Mais Royce secoua la tête. Il ne pouvait pas expliquer tout ce qu’il avait vu sans risquer de le changer, mais il savait que la direction était bonne. Il posa la main sur le sac contenant le miroir, se sentant rassuré par son contact.

— On va dans la bonne direction, lui assura Royce.

— Explique-nous un peu comment tu peux en être si sûr, demanda Mark.

— Je… ne peux pas, hésita Royce. S’il te plaît, tu dois me faire confiance. Il lança un regard suppliant à Matilde et Neave. Je sais que c’est dur, mais je sais ce que je fais.

— Ce serait plus rassurant s’il y avait au moins une terre à l’horizon, dit Matilde, en faisant un geste pour présenter l’étendue de la mer qui les entourait. Je ne veux pas dériver jusqu’à ce que nous mourions tous de faim, Royce.

Gwylim aboya ce qui aurait pu être son accord sur ce point.

— On pourra toujours te manger si la faim se fait trop sentir, ajouta Neave.

Royce mit un moment à réaliser que sa proposition n’était qu’une plaisanterie. Elle se tourna vers Royce.

— Si tu dis que nous sommes sur la bonne route… tu dois avoir raison.

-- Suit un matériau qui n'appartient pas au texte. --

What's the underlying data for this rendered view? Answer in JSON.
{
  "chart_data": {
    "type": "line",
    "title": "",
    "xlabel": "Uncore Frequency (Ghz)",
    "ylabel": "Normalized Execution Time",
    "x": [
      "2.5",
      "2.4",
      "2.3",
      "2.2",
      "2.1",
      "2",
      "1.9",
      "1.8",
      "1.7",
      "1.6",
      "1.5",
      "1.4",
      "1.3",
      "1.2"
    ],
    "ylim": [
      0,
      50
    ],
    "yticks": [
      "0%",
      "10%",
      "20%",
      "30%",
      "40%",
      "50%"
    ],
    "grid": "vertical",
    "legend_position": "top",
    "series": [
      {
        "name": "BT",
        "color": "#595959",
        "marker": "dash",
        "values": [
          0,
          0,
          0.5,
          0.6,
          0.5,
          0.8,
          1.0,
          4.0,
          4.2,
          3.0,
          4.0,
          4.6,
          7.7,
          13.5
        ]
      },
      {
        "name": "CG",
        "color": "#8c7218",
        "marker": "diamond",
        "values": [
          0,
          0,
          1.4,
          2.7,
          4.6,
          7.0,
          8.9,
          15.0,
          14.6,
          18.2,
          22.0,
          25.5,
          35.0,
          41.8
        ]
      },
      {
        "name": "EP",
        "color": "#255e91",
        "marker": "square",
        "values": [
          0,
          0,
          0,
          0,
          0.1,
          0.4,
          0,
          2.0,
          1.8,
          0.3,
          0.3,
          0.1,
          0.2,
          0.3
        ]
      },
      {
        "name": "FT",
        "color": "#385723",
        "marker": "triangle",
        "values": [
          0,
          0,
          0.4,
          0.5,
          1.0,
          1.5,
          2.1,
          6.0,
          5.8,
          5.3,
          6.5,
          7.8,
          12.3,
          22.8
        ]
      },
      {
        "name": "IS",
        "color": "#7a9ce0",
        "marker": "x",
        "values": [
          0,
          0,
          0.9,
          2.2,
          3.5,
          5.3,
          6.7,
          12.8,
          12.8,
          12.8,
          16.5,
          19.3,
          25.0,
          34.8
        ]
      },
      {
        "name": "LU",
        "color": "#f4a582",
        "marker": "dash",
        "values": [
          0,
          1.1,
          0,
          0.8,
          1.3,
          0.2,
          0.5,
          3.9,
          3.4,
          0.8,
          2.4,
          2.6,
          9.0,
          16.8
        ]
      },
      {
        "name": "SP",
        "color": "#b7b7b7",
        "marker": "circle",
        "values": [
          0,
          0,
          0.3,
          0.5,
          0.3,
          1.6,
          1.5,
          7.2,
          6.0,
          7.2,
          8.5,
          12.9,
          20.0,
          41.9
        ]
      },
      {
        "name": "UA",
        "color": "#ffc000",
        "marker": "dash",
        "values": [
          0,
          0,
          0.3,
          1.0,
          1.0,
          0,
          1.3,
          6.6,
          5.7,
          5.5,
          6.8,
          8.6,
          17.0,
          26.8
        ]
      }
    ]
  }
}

Royce lui en fut reconnaissant, surtout qu’il était bien conscient que la jeune Picti aurait pu énumérer tous les moments où il s’était gravement trompé. Royce les avait déjà conduits sur une fausse piste, trouvant le miroir mais pas son père. Et si c’était encore le cas ? Et si le miroir ne lui avait pas montré la vérité ?

Ce sentiment le rongeait pendant qu’ils continuaient à naviguer ; Royce savait combien de gens s’étaient égarés en en voyant trop, en prenant les possibilités pour des certitudes. Barihash avait détruit toute une ville à cause de cela. Royce pourrait tout aussi bien mener ses amis à la mort.

Cette possibilité lui donna envie de rebrousser chemin. Il voulait que les autres soient en sécurité, qu’ils fassent ce qu’il fallait pour eux et pour le royaume, mais les choses qu’il avait vues le poussaient à avancer. Si ce n’était le vaste champ de possibilités et de nuances qu’il avait vu dans le miroir, il pouvait toujours s’en tenir à la ligne principale, se souvenir du chemin qu’il devrait emprunter. Il regarda à travers les yeux d’Ember, le faucon planant autour du bateau, et au loin, il crut distinguer une minuscule tache verte.

— Là, dit-il. Il y a une île là-bas !

Les autres semblèrent se réjouir de cette nouvelle, Mark corrigea un peu le cap du bateau, Matilde et Neave attendant avec impatience que le vent fasse avancer leur bateau. Gwylim s’approcha de l’avant du bateau, la créature semblable à un loup se tenant là, pareille à une figure de proue. Bientôt, il leur fut possible de voir l’île au loin, même sans l’aide d’Ember.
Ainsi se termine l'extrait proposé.